表情を見ればわかる。彼女は、俺たちにおびえている。
なのに貴族の娘として、自分の役目を果たそうとしている。
それはすごいことだと思う。
そういう人なら信頼して、一緒に仕事ができると思うんだ。
「監視役ですからね。言葉だけでは信用してもらえないですよね。わかります。カリナさんは、そういうお仕事をしているんですから」
「そ、そうなのですが……」
「では、現場を確認に行きましょう」
「地図の場所……山の中にですか」
「山の中にです」
「……あなたは、私たちに無駄足を踏ませるつもりですか?」
少女カリナは疑わしそうな口調で、
「……あなたがカリナの監視下にある間に、次の被害者が出れば、あなたの疑いは晴れます。もしかして、それを待っているのでは……。
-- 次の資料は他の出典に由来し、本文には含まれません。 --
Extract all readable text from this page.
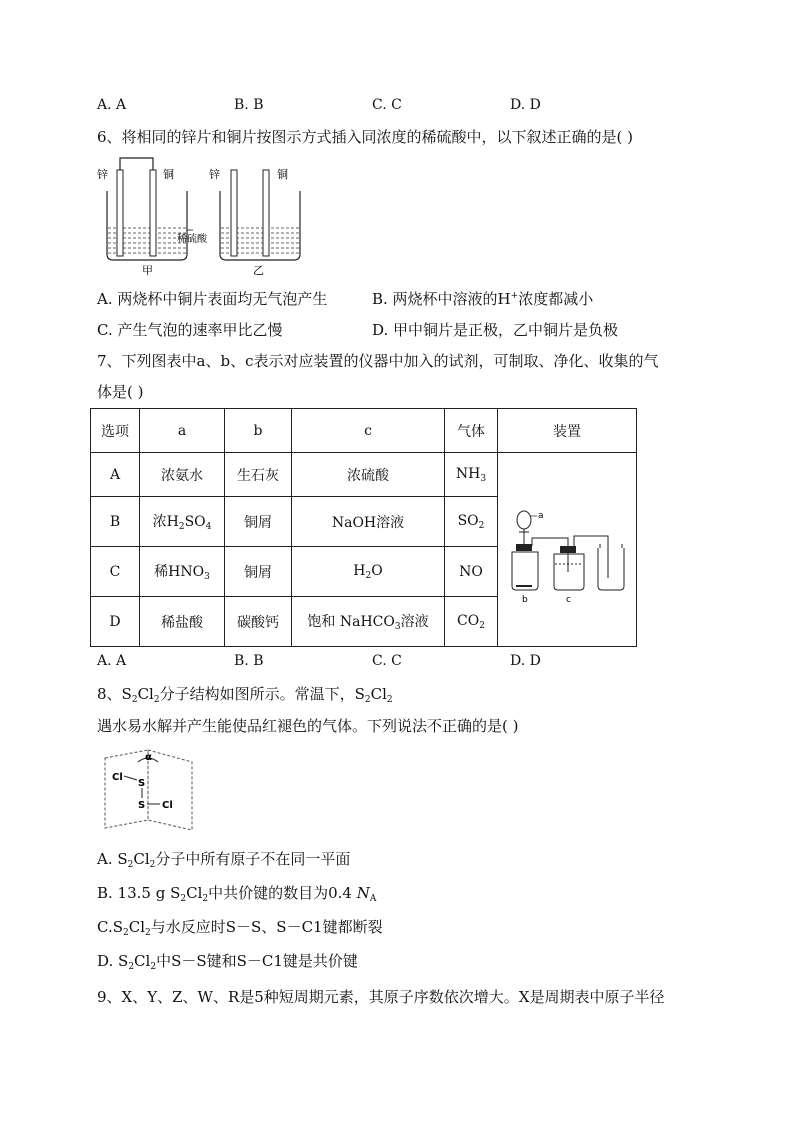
A. A	B. B	C. C	D. D
6、将相同的锌片和铜片按图示方式插入同浓度的稀硫酸中，以下叙述正确的是( )
锌	铜	锌	铜
稀硫酸
甲	乙
A. 两烧杯中铜片表面均无气泡产生	B. 两烧杯中溶液的H+浓度都减小
C. 产生气泡的速率甲比乙慢	D. 甲中铜片是正极，乙中铜片是负极
7、下列图表中a、b、c表示对应装置的仪器中加入的试剂，可制取、净化、收集的气
体是( )
选项	a	b	c	气体	装置
A	浓氨水	生石灰	浓硫酸	$NH_3$	a
b c

B	浓$H_2SO_4$	铜屑	NaOH溶液	$SO_2$
C	稀$HNO_3$	铜屑	$H_2O$	NO	
D	稀盐酸	碳酸钙	饱和 NaHCO$_3$溶液	$CO_2$
A. A	B. B	C. C	D. D
8、$S_2Cl_2$分子结构如图所示。常温下，$S_2Cl_2$
遇水易水解并产生能使品红褪色的气体。下列说法不正确的是( )
α
Cl
S
S Cl
A. $S_2Cl_2$分子中所有原子不在同一平面
B. 13.5 g $S_2Cl_2$中共价键的数目为0.4 $N_A$
$C.S_2Cl_2$与水反应时S－S、S－C1键都断裂
D. $S_2Cl_2$中S－S键和S－C1键是共价键
9、X、Y、Z、W、R是5种短周期元素，其原子序数依次增大。X是周期表中原子半径
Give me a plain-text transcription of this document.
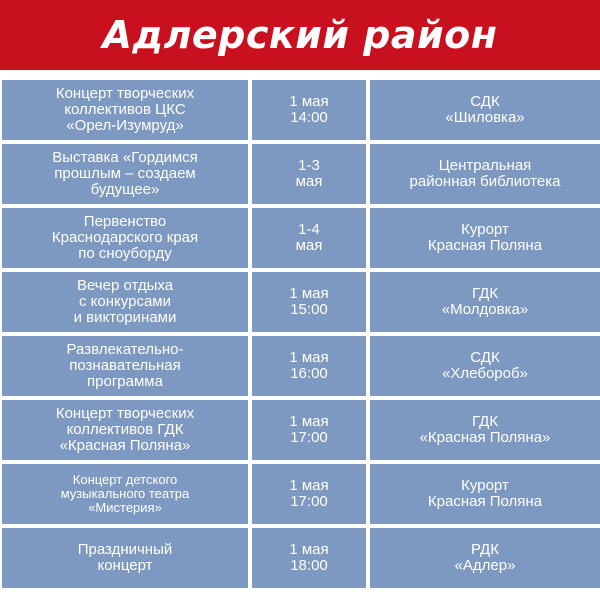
Адлерский район
Концерт творческих
коллективов ЦКС
«Орел-Изумруд»
1 мая
14:00
СДК
«Шиловка»
Выставка «Гордимся
прошлым – создаем
будущее»
1-3
мая
Центральная
районная библиотека
Первенство
Краснодарского края
по сноуборду
1-4
мая
Курорт
Красная Поляна
Вечер отдыха
с конкурсами
и викторинами
1 мая
15:00
ГДК
«Молдовка»
Развлекательно-
познавательная
программа
1 мая
16:00
СДК
«Хлебороб»
Концерт творческих
коллективов ГДК
«Красная Поляна»
1 мая
17:00
ГДК
«Красная Поляна»
Концерт детского
музыкального театра
«Мистерия»
1 мая
17:00
Курорт
Красная Поляна
Праздничный
концерт
1 мая
18:00
РДК
«Адлер»
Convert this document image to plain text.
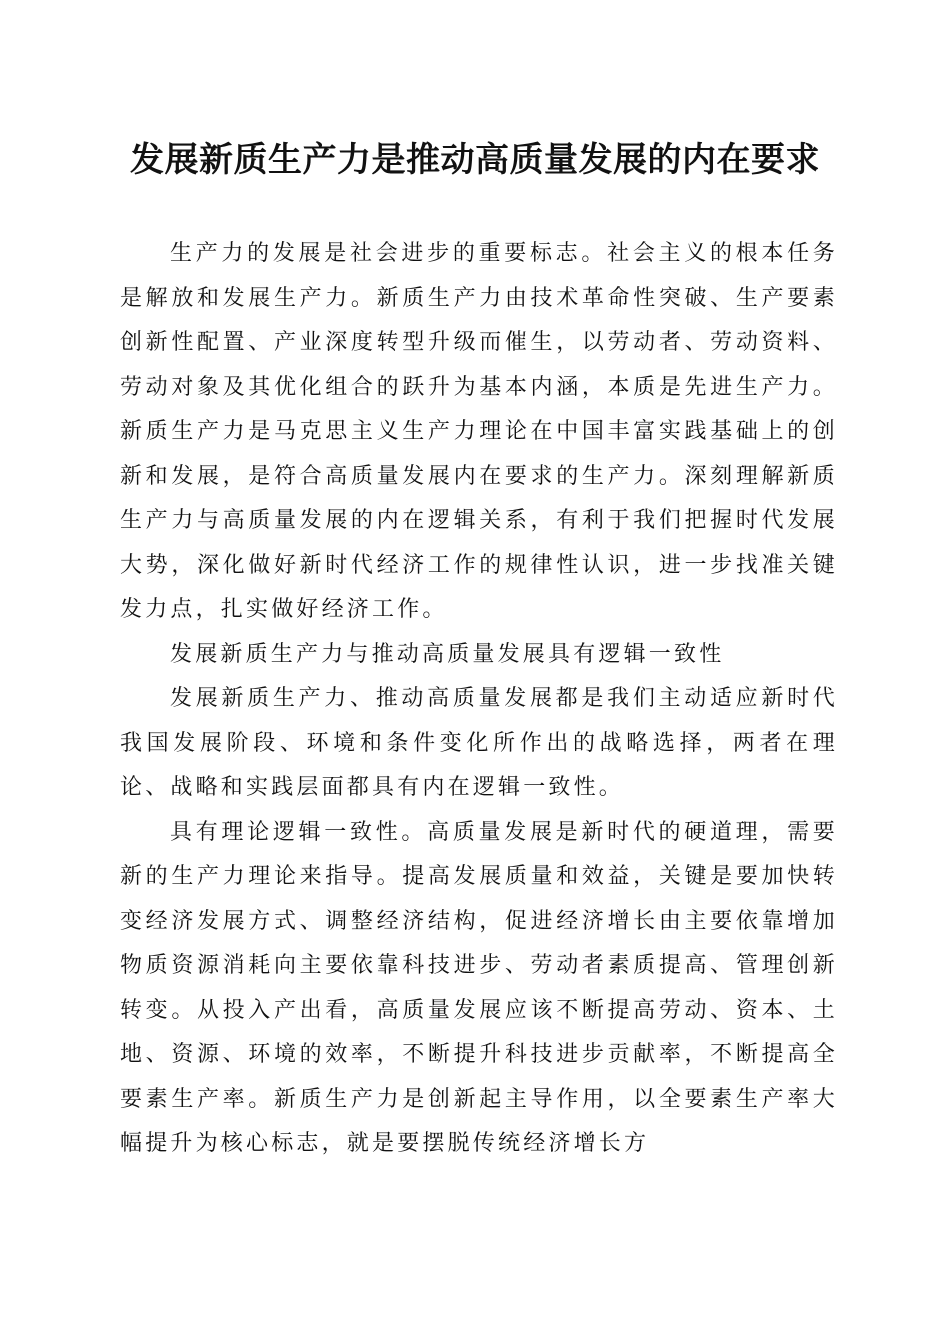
发展新质生产力是推动高质量发展的内在要求

生产力的发展是社会进步的重要标志。社会主义的根本任务是解放和发展生产力。新质生产力由技术革命性突破、生产要素创新性配置、产业深度转型升级而催生，以劳动者、劳动资料、劳动对象及其优化组合的跃升为基本内涵，本质是先进生产力。新质生产力是马克思主义生产力理论在中国丰富实践基础上的创新和发展，是符合高质量发展内在要求的生产力。深刻理解新质生产力与高质量发展的内在逻辑关系，有利于我们把握时代发展大势，深化做好新时代经济工作的规律性认识，进一步找准关键发力点，扎实做好经济工作。

发展新质生产力与推动高质量发展具有逻辑一致性

发展新质生产力、推动高质量发展都是我们主动适应新时代我国发展阶段、环境和条件变化所作出的战略选择，两者在理论、战略和实践层面都具有内在逻辑一致性。

具有理论逻辑一致性。高质量发展是新时代的硬道理，需要新的生产力理论来指导。提高发展质量和效益，关键是要加快转变经济发展方式、调整经济结构，促进经济增长由主要依靠增加物质资源消耗向主要依靠科技进步、劳动者素质提高、管理创新转变。从投入产出看，高质量发展应该不断提高劳动、资本、土地、资源、环境的效率，不断提升科技进步贡献率，不断提高全要素生产率。新质生产力是创新起主导作用，以全要素生产率大幅提升为核心标志，就是要摆脱传统经济增长方
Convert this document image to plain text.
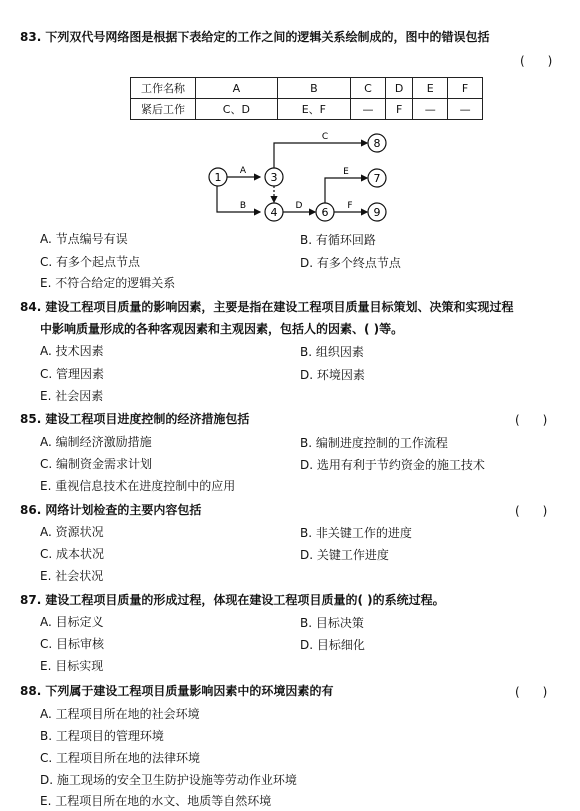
83. 下列双代号网络图是根据下表给定的工作之间的逻辑关系绘制成的，图中的错误包括
(      )
工作名称	A	B	C	D	E	F
紧后工作	C、D	E、F	—	F	—	—
1	3
4	6
7
8
9
A
B
C
D
E
F
A. 节点编号有误	B. 有循环回路
C. 有多个起点节点	D. 有多个终点节点
E. 不符合给定的逻辑关系
84. 建设工程项目质量的影响因素，主要是指在建设工程项目质量目标策划、决策和实现过程
中影响质量形成的各种客观因素和主观因素，包括人的因素、( )等。
A. 技术因素	B. 组织因素
C. 管理因素	D. 环境因素
E. 社会因素
85. 建设工程项目进度控制的经济措施包括	(      )
A. 编制经济激励措施	B. 编制进度控制的工作流程
C. 编制资金需求计划	D. 选用有利于节约资金的施工技术
E. 重视信息技术在进度控制中的应用
86. 网络计划检查的主要内容包括	(      )
A. 资源状况	B. 非关键工作的进度
C. 成本状况	D. 关键工作进度
E. 社会状况
87. 建设工程项目质量的形成过程，体现在建设工程项目质量的( )的系统过程。
A. 目标定义	B. 目标决策
C. 目标审核	D. 目标细化
E. 目标实现
88. 下列属于建设工程项目质量影响因素中的环境因素的有	(      )
A. 工程项目所在地的社会环境
B. 工程项目的管理环境
C. 工程项目所在地的法律环境
D. 施工现场的安全卫生防护设施等劳动作业环境
E. 工程项目所在地的水文、地质等自然环境
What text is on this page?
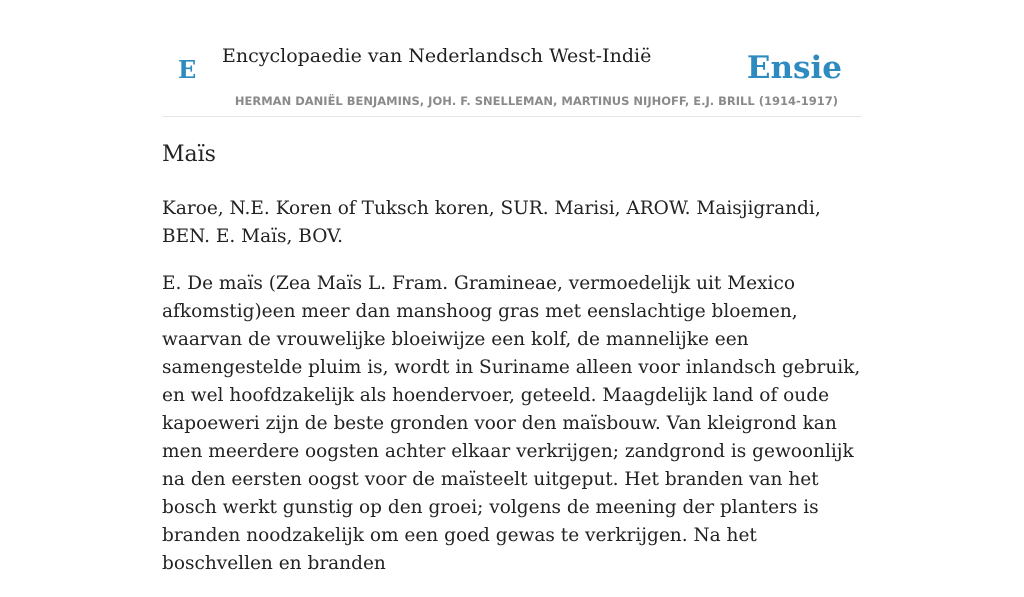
E Encyclopaedie van Nederlandsch West-Indië	Ensie
HERMAN DANIËL BENJAMINS, JOH. F. SNELLEMAN, MARTINUS NIJHOFF, E.J. BRILL (1914-1917)
Maïs

Karoe, N.E. Koren of Tuksch koren, SUR. Marisi, AROW. Maisjigrandi, BEN. E. Maïs, BOV.

E. De maïs (Zea Maïs L. Fram. Gramineae, vermoedelijk uit Mexico afkomstig)een meer dan manshoog gras met eenslachtige bloemen, waarvan de vrouwelijke bloeiwijze een kolf, de mannelijke een samengestelde pluim is, wordt in Suriname alleen voor inlandsch gebruik, en wel hoofdzakelijk als hoendervoer, geteeld. Maagdelijk land of oude kapoeweri zijn de beste gronden voor den maïsbouw. Van kleigrond kan men meerdere oogsten achter elkaar verkrijgen; zandgrond is gewoonlijk na den eersten oogst voor de maïsteelt uitgeput. Het branden van het bosch werkt gunstig op den groei; volgens de meening der planters is branden noodzakelijk om een goed gewas te verkrijgen. Na het boschvellen en branden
だからカリナたちに時間を使わせようと!?」
「俺は魔王ですけど、人間の味方です」
「……そ、それは、カナールから聞いていますけれど」
「俺は灰狼侯爵家の客人でもあります。灰狼の人たちは黒熊領との交易を望んでいます。だから俺は、黒熊領が落ち着いた状態でいて欲しい。それだけです」
「…………え、えと。えっとえっと」
「疑うなら現場を見てください。あなた自身の目で」
「わ、わかりました。では、参りましょう。地図の場所までは2日はかかります! まずは馬の手配を……」
「確認に行くということでいいですね?」
「は、はい。一刻も早く、事件を解決しなければ」
「わかります。カナール将軍も、一緒に移動するということでいいですか?」
「かまいません。早く民を安心させたいのは、私も同じで──」
うなずいた将軍は、はっ、と顔を上げて、
「まさか、コーヤ=アヤガキさまは……民の危機に駆けつけてくださったときの魔法を……!?」
「はい。飛んでいきます」
俺は答えた。
「それじゃ、ティーナ。用意を」
「はいなの。マスター」
「精霊たちも、手を貸してくれ」
俺は上着の裾を、ティーナとメルティはスカートを揺すった。
「「「お呼びですか!? お呼びですね────っ!?」」」
元気のいい声とともに、服の中から精霊たちが現れる。
黒熊領の人たちをおどろかせないように隠しておいたんだ。
「それでは、急いで現場に向かいましょう。将軍もカリナさんも、それでいいですね?」
「…………やむを得ませんな」
「カリナに異存はありません」
許可は得た。
ふたりとも早く事件を解決して、人々を安心させたいと思っている。
大急ぎで移動しても問題ないな。
「ティーナ。精霊たち。集団魔法を使ってくれ」
「了解なの! せーの!!」
「「「『アルティメット・フライ』!!」」」
『アルティメット・フライ』は高速飛行用の魔法だ。
円錐形のバリアに包まれた状態で、高速飛行することができる。
そして、俺とティーナとメルティは現地に向かった。
「────」
「…………きゅぅ」
静かになってしまった将軍とカリナを連れて、最高速度で。